Who We Are
Who We Are

Alice Lockhart,  Leadership Team

“I’m not physically brave.” Alice announces. “I’m physically a coward,” she says for emphasis, meaning non-violent direct action (NVDA) is not her thing.

350 Seattle has strong participation by seasoned NVDA activists; people who came up in the civil rights, women’s, or prison reform movements, for just a few examples.  Others have been working on environmental issues for decades. Their experience can be humbling. But the urgency of the climate crisis now attracts and needs volunteers, like Alice, without “credentials.” She, now self-identifies as “a utility outfielder” who does whatever she feels most needs doing.

Before 350 — “I always thought there were people in charge who would take care of sh__.  At some point, we would all listen to climate science.  Even the Republicans were concerned about the environment.” She worked at Microsoft and raised her kids.  

In 2015, she read Naomi Klein’s This Changes Everything and it “really changed everything. It freaked me out.” A few weeks later at the first climate event she could find, she listened to Chief Rueben George with tears running down her cheeks. Ahmed Gaya, one of those seasoned activists, saw her, came over and gave her a hug.  
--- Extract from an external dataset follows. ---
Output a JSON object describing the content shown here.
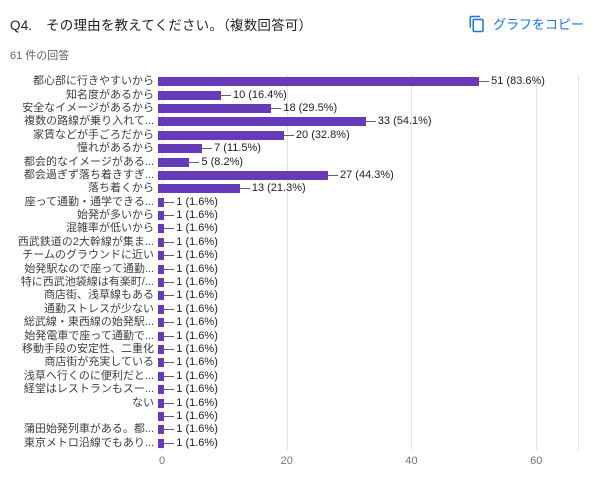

Her first action was #ShellNo, where she helped pull kayaks out of the water. She and Microsoft parted ways and when a coalition launched Break Free, a protest locally focused on oil trains traveling to Anacortes refineries, she worked logistics.  “I’d be on Slack at 3am with the most amazing people I’d ever met, particularly 350 Seattle leaders Val and Emily.”

Over the next few years, she transported art to protests, did jail support afterward, and even ran the Keep it in the Ground workgroup for a summer. Now, committed to understanding and representing 350’s message she “tends to do whatever things I feel I can be the most useful at”.
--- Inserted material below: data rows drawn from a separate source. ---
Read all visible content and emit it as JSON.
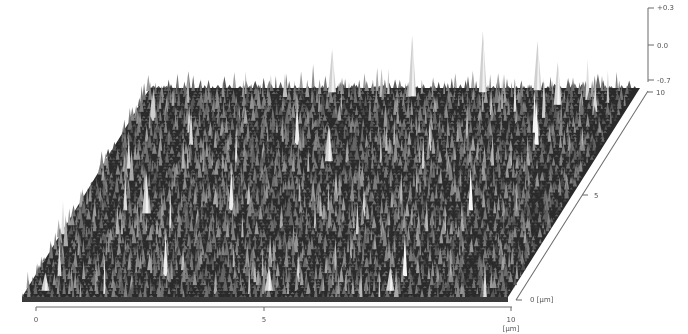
{
  "chart_data": {
    "type": "surface",
    "x_axis": {
      "ticks": [
        "0",
        "5",
        "10"
      ],
      "unit_label": "[µm]"
    },
    "y_axis": {
      "ticks": [
        "0 [µm]",
        "5",
        "10"
      ]
    },
    "z_axis": {
      "ticks": [
        "-0.7",
        "0.0",
        "+0.3"
      ],
      "range": [
        -0.7,
        0.3
      ]
    },
    "grid": false,
    "legend": "none",
    "colors": {
      "surface_dark": "#262626",
      "surface_light": "#d8d8d8",
      "axis": "#6a6a6a",
      "background": "#ffffff"
    },
    "notable_peaks": [
      {
        "x": 5.5,
        "y": 9.6,
        "z": 0.3
      },
      {
        "x": 6.9,
        "y": 9.8,
        "z": 0.3
      },
      {
        "x": 8.0,
        "y": 9.9,
        "z": 0.1
      },
      {
        "x": 8.6,
        "y": 9.2,
        "z": 0.0
      },
      {
        "x": 1.5,
        "y": 4.0,
        "z": 0.0
      },
      {
        "x": 4.6,
        "y": 6.5,
        "z": -0.1
      },
      {
        "x": 3.8,
        "y": 9.8,
        "z": 0.0
      },
      {
        "x": 0.4,
        "y": 0.3,
        "z": -0.4
      },
      {
        "x": 5.0,
        "y": 0.3,
        "z": -0.3
      },
      {
        "x": 7.5,
        "y": 0.3,
        "z": -0.3
      }
    ]
  }
}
She’s put a substantial amount of time in on the Transportation and Housing teams, working to shrink Seattle’s and Washington’s emissions. But she’s stopped worrying about what campaign to work on. “I send people information. Put together people in the community.  I’m on a fair number of calls with a lot of different organizations, making sure 350 is amplifying their important messages, and they ours. Also a lot of testifying before city council, and writing our comments on various legislation and government projects.“

These days – in the run-up to the 2020 presidential elections – she’s “scrambling” to Get Out the Vote (GOTV).
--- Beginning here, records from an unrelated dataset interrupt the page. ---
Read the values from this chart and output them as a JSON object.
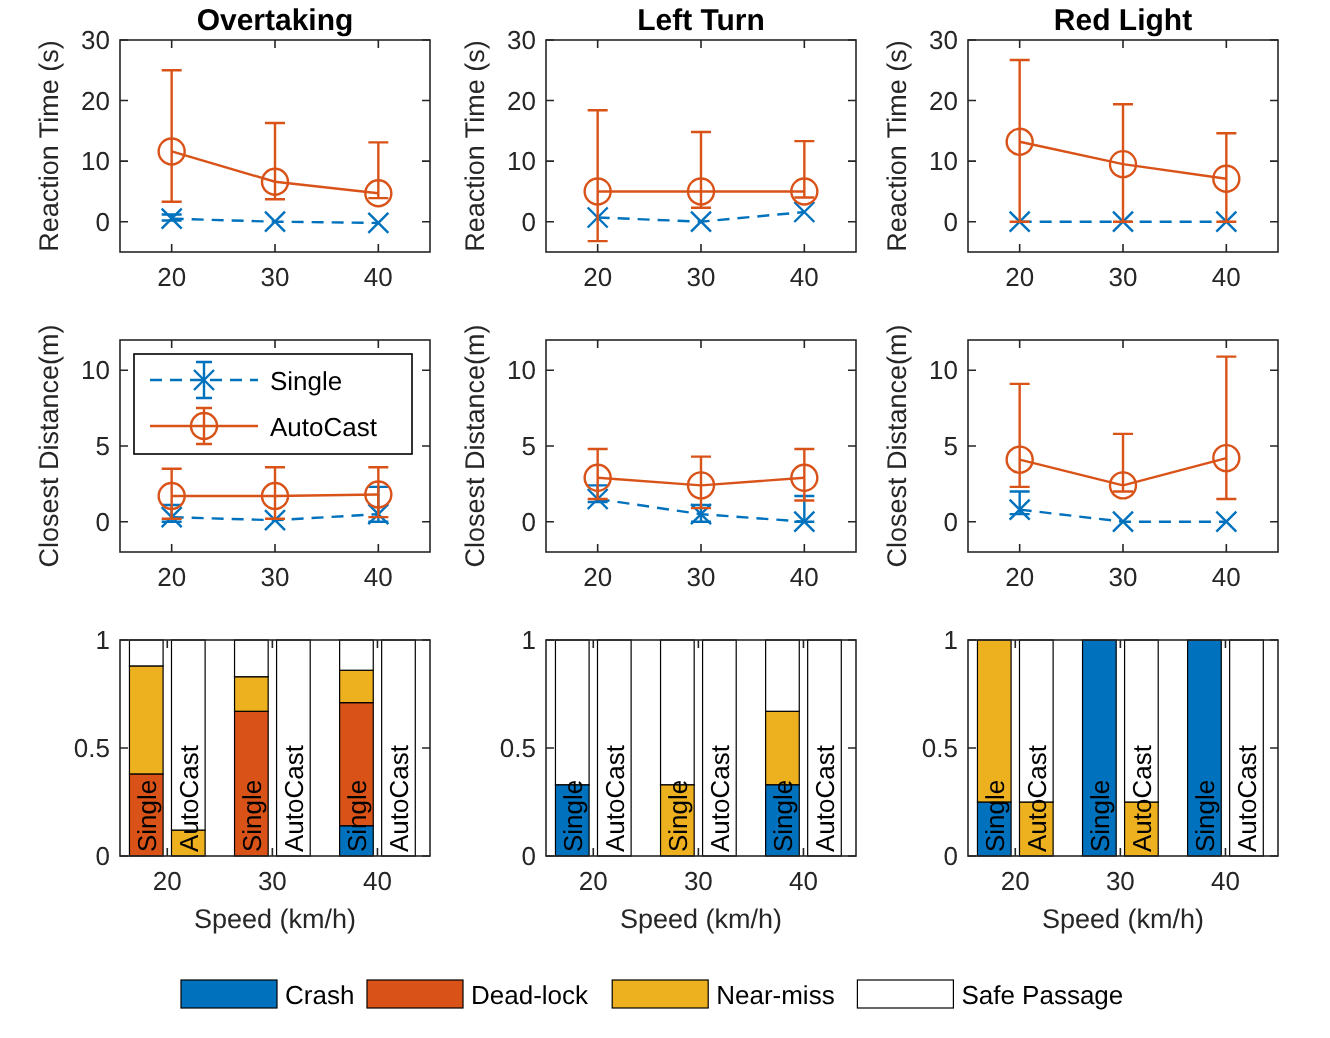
{
  "chart_data": [
    {
      "type": "line",
      "title": "Overtaking",
      "ylabel": "Reaction Time (s)",
      "x": [
        20,
        30,
        40
      ],
      "xlim": [
        15,
        45
      ],
      "xticks": [
        20,
        30,
        40
      ],
      "ylim": [
        -5,
        30
      ],
      "yticks": [
        0,
        10,
        20,
        30
      ],
      "series": [
        {
          "color": "#0072bd",
          "line_style": "dashed",
          "marker": "cross",
          "values": [
            0.5,
            0,
            -0.2
          ],
          "errors": [
            [
              0.2,
              1.2
            ],
            null,
            null
          ]
        },
        {
          "color": "#d95319",
          "line_style": "solid",
          "marker": "circle",
          "values": [
            11.6,
            6.6,
            4.7
          ],
          "errors": [
            [
              3.3,
              25
            ],
            [
              3.7,
              16.3
            ],
            [
              3.9,
              13.1
            ]
          ]
        }
      ]
    },
    {
      "type": "line",
      "title": "Left Turn",
      "ylabel": "Reaction Time (s)",
      "x": [
        20,
        30,
        40
      ],
      "xlim": [
        15,
        45
      ],
      "xticks": [
        20,
        30,
        40
      ],
      "ylim": [
        -5,
        30
      ],
      "yticks": [
        0,
        10,
        20,
        30
      ],
      "series": [
        {
          "color": "#0072bd",
          "line_style": "dashed",
          "marker": "cross",
          "values": [
            0.7,
            0,
            1.6
          ]
        },
        {
          "color": "#d95319",
          "line_style": "solid",
          "marker": "circle",
          "values": [
            5,
            5,
            5
          ],
          "errors": [
            [
              -3.2,
              18.4
            ],
            [
              2.3,
              14.8
            ],
            [
              4,
              13.3
            ]
          ]
        }
      ]
    },
    {
      "type": "line",
      "title": "Red Light",
      "ylabel": "Reaction Time (s)",
      "x": [
        20,
        30,
        40
      ],
      "xlim": [
        15,
        45
      ],
      "xticks": [
        20,
        30,
        40
      ],
      "ylim": [
        -5,
        30
      ],
      "yticks": [
        0,
        10,
        20,
        30
      ],
      "series": [
        {
          "color": "#0072bd",
          "line_style": "dashed",
          "marker": "cross",
          "values": [
            0,
            0,
            0
          ]
        },
        {
          "color": "#d95319",
          "line_style": "solid",
          "marker": "circle",
          "values": [
            13.2,
            9.5,
            7.1
          ],
          "errors": [
            [
              0,
              26.7
            ],
            [
              0,
              19.4
            ],
            [
              0,
              14.6
            ]
          ]
        }
      ]
    },
    {
      "type": "line",
      "ylabel": "Closest Distance(m)",
      "x": [
        20,
        30,
        40
      ],
      "xlim": [
        15,
        45
      ],
      "xticks": [
        20,
        30,
        40
      ],
      "ylim": [
        -2,
        12
      ],
      "yticks": [
        0,
        5,
        10
      ],
      "legend": "top left",
      "series": [
        {
          "name": "Single",
          "color": "#0072bd",
          "line_style": "dashed",
          "marker": "cross",
          "values": [
            0.3,
            0.1,
            0.5
          ],
          "errors": [
            [
              0,
              1.1
            ],
            null,
            [
              0,
              2.3
            ]
          ]
        },
        {
          "name": "AutoCast",
          "color": "#d95319",
          "line_style": "solid",
          "marker": "circle",
          "values": [
            1.7,
            1.7,
            1.8
          ],
          "errors": [
            [
              0.2,
              3.5
            ],
            [
              0.2,
              3.6
            ],
            [
              0.3,
              3.6
            ]
          ]
        }
      ]
    },
    {
      "type": "line",
      "ylabel": "Closest Distance(m)",
      "x": [
        20,
        30,
        40
      ],
      "xlim": [
        15,
        45
      ],
      "xticks": [
        20,
        30,
        40
      ],
      "ylim": [
        -2,
        12
      ],
      "yticks": [
        0,
        5,
        10
      ],
      "series": [
        {
          "color": "#0072bd",
          "line_style": "dashed",
          "marker": "cross",
          "values": [
            1.5,
            0.5,
            0
          ],
          "errors": [
            [
              1.3,
              2.4
            ],
            [
              0,
              1.1
            ],
            [
              0,
              1.7
            ]
          ]
        },
        {
          "color": "#d95319",
          "line_style": "solid",
          "marker": "circle",
          "values": [
            2.9,
            2.4,
            2.9
          ],
          "errors": [
            [
              1.5,
              4.8
            ],
            [
              0.9,
              4.3
            ],
            [
              1.4,
              4.8
            ]
          ]
        }
      ]
    },
    {
      "type": "line",
      "ylabel": "Closest Distance(m)",
      "x": [
        20,
        30,
        40
      ],
      "xlim": [
        15,
        45
      ],
      "xticks": [
        20,
        30,
        40
      ],
      "ylim": [
        -2,
        12
      ],
      "yticks": [
        0,
        5,
        10
      ],
      "series": [
        {
          "color": "#0072bd",
          "line_style": "dashed",
          "marker": "cross",
          "values": [
            0.8,
            0,
            0
          ],
          "errors": [
            [
              0.5,
              2
            ],
            null,
            null
          ]
        },
        {
          "color": "#d95319",
          "line_style": "solid",
          "marker": "circle",
          "values": [
            4.1,
            2.4,
            4.2
          ],
          "errors": [
            [
              2.3,
              9.1
            ],
            [
              2,
              5.8
            ],
            [
              1.5,
              10.9
            ]
          ]
        }
      ]
    },
    {
      "type": "bar",
      "stacked": true,
      "xlabel": "Speed (km/h)",
      "x": [
        18,
        22,
        28,
        32,
        38,
        42
      ],
      "xlim": [
        15.5,
        45
      ],
      "xticks": [
        20,
        30,
        40
      ],
      "ylim": [
        0,
        1
      ],
      "yticks": [
        0,
        0.5,
        1
      ],
      "legend": "bottom",
      "series": [
        {
          "name": "Crash",
          "color": "#0072bd",
          "values": [
            0,
            0,
            0,
            0,
            0.14,
            0
          ]
        },
        {
          "name": "Dead-lock",
          "color": "#d95319",
          "values": [
            0.38,
            0,
            0.67,
            0,
            0.57,
            0
          ]
        },
        {
          "name": "Near-miss",
          "color": "#edb120",
          "values": [
            0.5,
            0.12,
            0.16,
            0,
            0.15,
            0
          ]
        },
        {
          "name": "Safe Passage",
          "color": "#ffffff",
          "values": [
            0.12,
            0.88,
            0.17,
            1,
            0.14,
            1
          ]
        }
      ],
      "annotations": [
        {
          "text": "Single",
          "x": 18,
          "y": 0
        },
        {
          "text": "AutoCast",
          "x": 22,
          "y": 0
        },
        {
          "text": "Single",
          "x": 28,
          "y": 0
        },
        {
          "text": "AutoCast",
          "x": 32,
          "y": 0
        },
        {
          "text": "Single",
          "x": 38,
          "y": 0
        },
        {
          "text": "AutoCast",
          "x": 42,
          "y": 0
        }
      ]
    },
    {
      "type": "bar",
      "stacked": true,
      "xlabel": "Speed (km/h)",
      "x": [
        18,
        22,
        28,
        32,
        38,
        42
      ],
      "xlim": [
        15.5,
        45
      ],
      "xticks": [
        20,
        30,
        40
      ],
      "ylim": [
        0,
        1
      ],
      "yticks": [
        0,
        0.5,
        1
      ],
      "series": [
        {
          "color": "#0072bd",
          "values": [
            0.33,
            0,
            0,
            0,
            0.33,
            0
          ]
        },
        {
          "color": "#d95319",
          "values": [
            0,
            0,
            0,
            0,
            0,
            0
          ]
        },
        {
          "color": "#edb120",
          "values": [
            0,
            0,
            0.33,
            0,
            0.34,
            0
          ]
        },
        {
          "color": "#ffffff",
          "values": [
            0.67,
            1,
            0.67,
            1,
            0.33,
            1
          ]
        }
      ],
      "annotations": [
        {
          "text": "Single",
          "x": 18,
          "y": 0
        },
        {
          "text": "AutoCast",
          "x": 22,
          "y": 0
        },
        {
          "text": "Single",
          "x": 28,
          "y": 0
        },
        {
          "text": "AutoCast",
          "x": 32,
          "y": 0
        },
        {
          "text": "Single",
          "x": 38,
          "y": 0
        },
        {
          "text": "AutoCast",
          "x": 42,
          "y": 0
        }
      ]
    },
    {
      "type": "bar",
      "stacked": true,
      "xlabel": "Speed (km/h)",
      "x": [
        18,
        22,
        28,
        32,
        38,
        42
      ],
      "xlim": [
        15.5,
        45
      ],
      "xticks": [
        20,
        30,
        40
      ],
      "ylim": [
        0,
        1
      ],
      "yticks": [
        0,
        0.5,
        1
      ],
      "series": [
        {
          "color": "#0072bd",
          "values": [
            0.25,
            0,
            1,
            0,
            1,
            0
          ]
        },
        {
          "color": "#d95319",
          "values": [
            0,
            0,
            0,
            0,
            0,
            0
          ]
        },
        {
          "color": "#edb120",
          "values": [
            0.75,
            0.25,
            0,
            0.25,
            0,
            0
          ]
        },
        {
          "color": "#ffffff",
          "values": [
            0,
            0.75,
            0,
            0.75,
            0,
            1
          ]
        }
      ],
      "annotations": [
        {
          "text": "Single",
          "x": 18,
          "y": 0
        },
        {
          "text": "AutoCast",
          "x": 22,
          "y": 0
        },
        {
          "text": "Single",
          "x": 28,
          "y": 0
        },
        {
          "text": "AutoCast",
          "x": 32,
          "y": 0
        },
        {
          "text": "Single",
          "x": 38,
          "y": 0
        },
        {
          "text": "AutoCast",
          "x": 42,
          "y": 0
        }
      ]
    }
  ]
}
What might be called her philosophy of engagement, is simple.  “I just do whatever works.” She doesn’t agonize if she’s not the ideal person for a job — the urgency of the crisis propels her and common sense wins out: “It’s always better to have someone do it than no one do it.”

Her message for new folks: “Be patient and keep showing up.  It will take some time to find where you most comfortably fit into climate work. But we need you. We need everyone.”